Ginny alzò lo sguardo per un momento, ma non rispose. Avrebbe voluto saperne di più, ma poi si chiese se sarebbe stata in grado di studiare altre magie, con tutti i compiti che aveva…

«In effetti, è mio desiderio che tu lo faccia», disse Silente gravemente.

«Perché lui tornerà», disse Ginny.

«Sì», rispose Silente con semplicità.

«Perché è ancora vivo.»

«Sì, è ancora vivo.»

«E quando tornerà», continuò Ginny, facendosi forza, «lui… lui saprà cos’è successo al diario?»

Silente la squadrò, indecifrabile, per alcuni istanti. Poi disse: «Non credo che Lord Voldemort sappia cos’è successo al suo diario di scuola. Anche se non posso esserne sicuro, ho l’impressione che non avrà alcun ricordo di te.»

«Non è per questo… signore. Io vorrei che lo sapesse», disse Ginny, con la fronte aggrottata. «Spero che sappia che il suo diario è stato distrutto, e che nessuno si ricorderà che era lui l’Erede di Serpeverde».

Silente sembrava divertito. «Sarebbe un duro colpo per la sua vanità»

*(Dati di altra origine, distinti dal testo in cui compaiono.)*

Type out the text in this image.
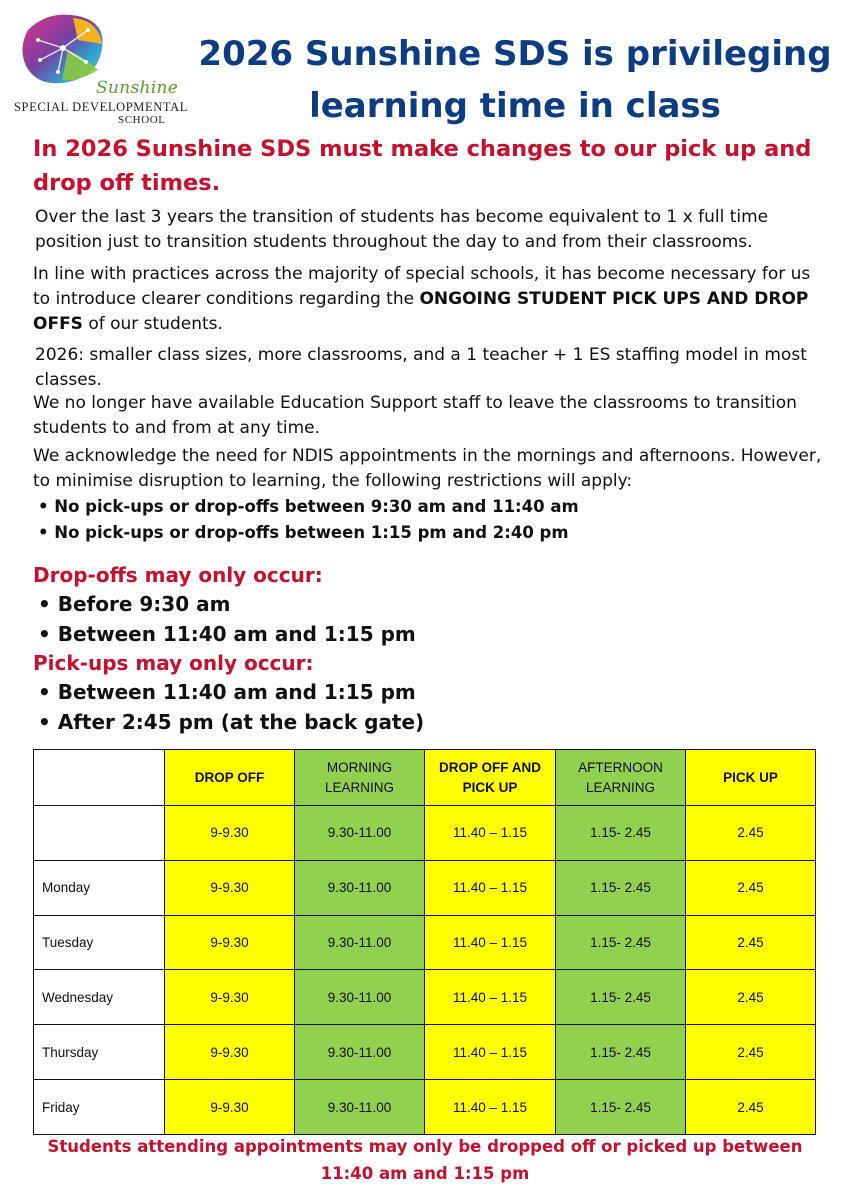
Sunshine
SPECIAL DEVELOPMENTAL
SCHOOL
2026 Sunshine SDS is privileging learning time in class
In 2026 Sunshine SDS must make changes to our pick up and drop off times.
Over the last 3 years the transition of students has become equivalent to 1 x full time position just to transition students throughout the day to and from their classrooms.
In line with practices across the majority of special schools, it has become necessary for us to introduce clearer conditions regarding the ONGOING STUDENT PICK UPS AND DROP OFFS of our students.
2026: smaller class sizes, more classrooms, and a 1 teacher + 1 ES staffing model in most classes.
We no longer have available Education Support staff to leave the classrooms to transition students to and from at any time.
We acknowledge the need for NDIS appointments in the mornings and afternoons. However, to minimise disruption to learning, the following restrictions will apply:
• No pick-ups or drop-offs between 9:30 am and 11:40 am
• No pick-ups or drop-offs between 1:15 pm and 2:40 pm
Drop-offs may only occur:
• Before 9:30 am
• Between 11:40 am and 1:15 pm
Pick-ups may only occur:
• Between 11:40 am and 1:15 pm
• After 2:45 pm (at the back gate)
	DROP OFF	MORNING LEARNING	DROP OFF AND PICK UP	AFTERNOON LEARNING	PICK UP
	9-9.30	9.30-11.00	11.40 – 1.15	1.15- 2.45	2.45
Monday	9-9.30	9.30-11.00	11.40 – 1.15	1.15- 2.45	2.45
Tuesday	9-9.30	9.30-11.00	11.40 – 1.15	1.15- 2.45	2.45
Wednesday	9-9.30	9.30-11.00	11.40 – 1.15	1.15- 2.45	2.45
Thursday	9-9.30	9.30-11.00	11.40 – 1.15	1.15- 2.45	2.45
Friday	9-9.30	9.30-11.00	11.40 – 1.15	1.15- 2.45	2.45
Students attending appointments may only be dropped off or picked up between 11:40 am and 1:15 pm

«Sì», riprese Ginny, ormai infervorata, «Harry ha distrutto il diario, e quando tornerà lo sconfiggerà di nuovo.»

Silente questa volta non disse nulla, e lei temette di essersi lasciata andare troppo.

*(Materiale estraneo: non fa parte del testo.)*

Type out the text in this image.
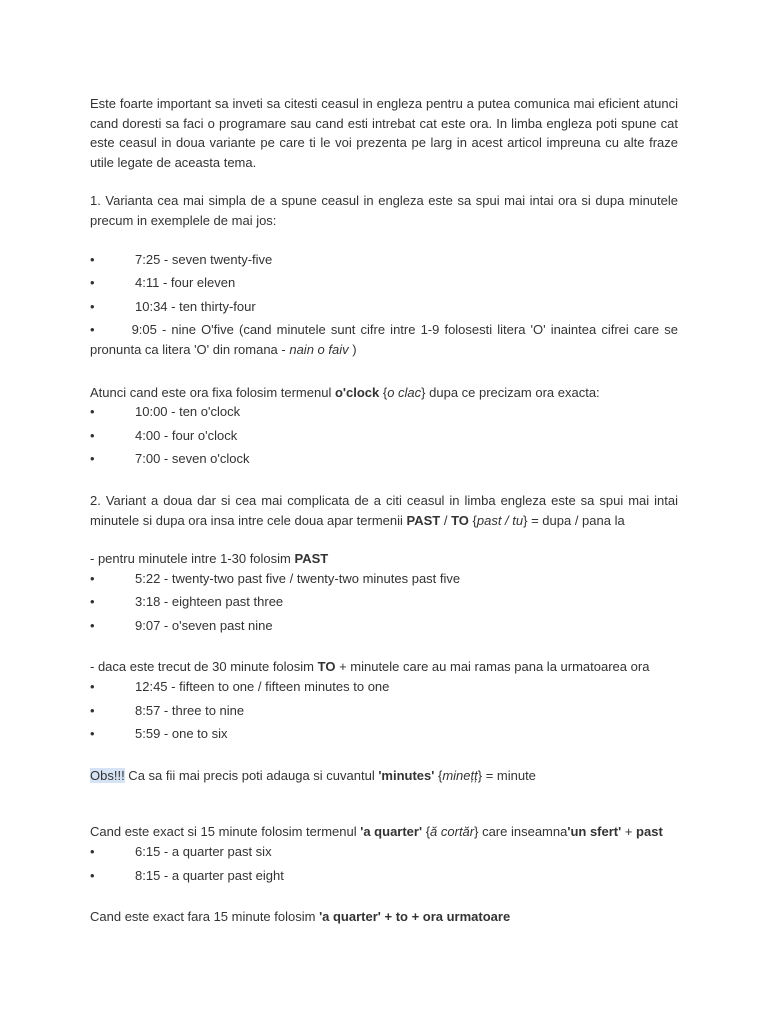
Este foarte important sa inveti sa citesti ceasul in engleza pentru a putea comunica mai eficient atunci cand doresti sa faci o programare sau cand esti intrebat cat este ora. In limba engleza poti spune cat este ceasul in doua variante pe care ti le voi prezenta pe larg in acest articol impreuna cu alte fraze utile legate de aceasta tema.

1. Varianta cea mai simpla de a spune ceasul in engleza este sa spui mai intai ora si dupa minutele precum in exemplele de mai jos:

•	7:25 - seven twenty-five
•	4:11 - four eleven
•	10:34 - ten thirty-four

•	9:05 - nine O'five (cand minutele sunt cifre intre 1-9 folosesti litera 'O' inaintea cifrei care se pronunta ca litera 'O' din romana - nain o faiv )

Atunci cand este ora fixa folosim termenul o'clock {o clac} dupa ce precizam ora exacta:

•	10:00 - ten o'clock
•	4:00 - four o'clock
•	7:00 - seven o'clock

2. Variant a doua dar si cea mai complicata de a citi ceasul in limba engleza este sa spui mai intai minutele si dupa ora insa intre cele doua apar termenii PAST / TO {past / tu} = dupa / pana la

- pentru minutele intre 1-30 folosim PAST

•	5:22 - twenty-two past five / twenty-two minutes past five
•	3:18 - eighteen past three
•	9:07 - o'seven past nine

- daca este trecut de 30 minute folosim TO + minutele care au mai ramas pana la urmatoarea ora

•	12:45 - fifteen to one / fifteen minutes to one
•	8:57 - three to nine
•	5:59 - one to six

Obs!!! Ca sa fii mai precis poti adauga si cuvantul 'minutes' {minețț} = minute

Cand este exact si 15 minute folosim termenul 'a quarter' {ă cortăr} care inseamna'un sfert' + past

•	6:15 - a quarter past six
•	8:15 - a quarter past eight

Cand este exact fara 15 minute folosim 'a quarter' + to + ora urmatoare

«Questa… magia, signore, è molto difficile?», chiese, per cambiare argomento.

Silente ci pensò un po’ su, prima di rispondere. «L’Occlumanzia è un’arte estremamente complessa, sì. Solo i maghi adulti possono padroneggiarla a pieno, e solo pochissimi di loro. Tuttavia, ritengo che un primo approccio alla materia sia possibile anche per una giovane strega brillante», disse, facendole l’occhiolino.

«Voglio imparare, signore», disse Ginny con decisione.

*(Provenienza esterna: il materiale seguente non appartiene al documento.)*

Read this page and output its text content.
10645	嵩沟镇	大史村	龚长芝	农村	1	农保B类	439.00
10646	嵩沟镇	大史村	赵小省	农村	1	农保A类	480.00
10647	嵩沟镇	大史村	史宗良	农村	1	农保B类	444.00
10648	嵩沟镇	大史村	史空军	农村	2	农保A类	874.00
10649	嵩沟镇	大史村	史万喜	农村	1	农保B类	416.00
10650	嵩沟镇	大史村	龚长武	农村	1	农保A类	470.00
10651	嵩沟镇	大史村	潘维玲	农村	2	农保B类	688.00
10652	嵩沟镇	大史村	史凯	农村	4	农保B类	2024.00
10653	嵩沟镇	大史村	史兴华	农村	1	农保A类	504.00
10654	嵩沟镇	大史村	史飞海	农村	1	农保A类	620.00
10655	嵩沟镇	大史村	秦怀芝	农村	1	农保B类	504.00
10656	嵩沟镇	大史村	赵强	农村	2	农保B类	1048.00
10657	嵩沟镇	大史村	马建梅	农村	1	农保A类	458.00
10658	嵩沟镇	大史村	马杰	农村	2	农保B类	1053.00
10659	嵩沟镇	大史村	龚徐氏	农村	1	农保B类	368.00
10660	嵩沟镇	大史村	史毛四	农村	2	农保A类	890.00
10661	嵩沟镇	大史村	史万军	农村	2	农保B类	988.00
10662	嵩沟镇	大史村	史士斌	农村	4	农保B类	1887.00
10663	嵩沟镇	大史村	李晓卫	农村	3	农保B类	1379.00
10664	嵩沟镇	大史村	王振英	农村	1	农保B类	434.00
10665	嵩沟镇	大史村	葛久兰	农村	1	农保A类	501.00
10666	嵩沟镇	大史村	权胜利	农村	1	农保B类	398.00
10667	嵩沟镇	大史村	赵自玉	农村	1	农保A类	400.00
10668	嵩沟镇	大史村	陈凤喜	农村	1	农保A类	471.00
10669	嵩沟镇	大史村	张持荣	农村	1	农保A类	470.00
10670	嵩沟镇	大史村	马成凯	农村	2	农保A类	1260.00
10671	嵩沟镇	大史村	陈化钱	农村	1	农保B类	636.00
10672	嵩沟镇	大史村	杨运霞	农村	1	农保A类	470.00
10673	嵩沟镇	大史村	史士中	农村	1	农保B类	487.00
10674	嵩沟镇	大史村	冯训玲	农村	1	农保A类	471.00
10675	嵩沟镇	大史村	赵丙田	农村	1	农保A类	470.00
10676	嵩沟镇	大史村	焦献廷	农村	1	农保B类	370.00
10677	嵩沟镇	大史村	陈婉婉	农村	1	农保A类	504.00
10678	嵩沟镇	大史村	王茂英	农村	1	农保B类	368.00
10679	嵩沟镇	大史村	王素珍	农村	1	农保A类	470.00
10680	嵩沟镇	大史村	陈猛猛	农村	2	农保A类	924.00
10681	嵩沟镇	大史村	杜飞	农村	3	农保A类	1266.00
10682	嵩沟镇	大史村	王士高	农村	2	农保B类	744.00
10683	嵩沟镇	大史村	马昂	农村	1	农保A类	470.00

«La fortuna ci assiste», rispose Silente gioviale. «Uno dei pochi esperti di Occlumanzia che conosco vive nel castello. Gli chiederò di insegnarti e, se lui sarà d’accordo, inizierete presto. Ti chiedo però di non fare parola con altri di queste lezioni.»

Ginny avrebbe tanto voluto chiedergli perché, ma non osò farlo.

«Non penso che il professor Piton avrebbe il tempo di accogliere le richieste speciali di altri studenti», spiegò Silente.

Ginny restò di sasso. Piton le avrebbe insegnato l’Occlumacosa? Il suo cervello schizzò alla ricerca di una via di fuga, ma non ne trovò neanche una.

Silente sembrò indovinare quello che le passava per la testa, perché si limitò a squadrarla con espressione indecifrabile.

«Io… va bene», mormorò Ginny, mortificata. «E quando, ehm, dovrei cominciare?»

«Prenderai accordi con il professor Piton», rispose Silente, e si alzò. Il suo uccello rosso spalancò le ali, il cui piumaggio aveva sfumature dorate nella parte interna, e gorgheggiò amorevolmente nella sua direzione.

«Temo che Fanny non possa attendere oltre le mie attenzioni», disse Silente, con un sospiro deliziato.

Ginny, capendo che quello era un congedo, salutò educatamente e uscì dall’ufficio.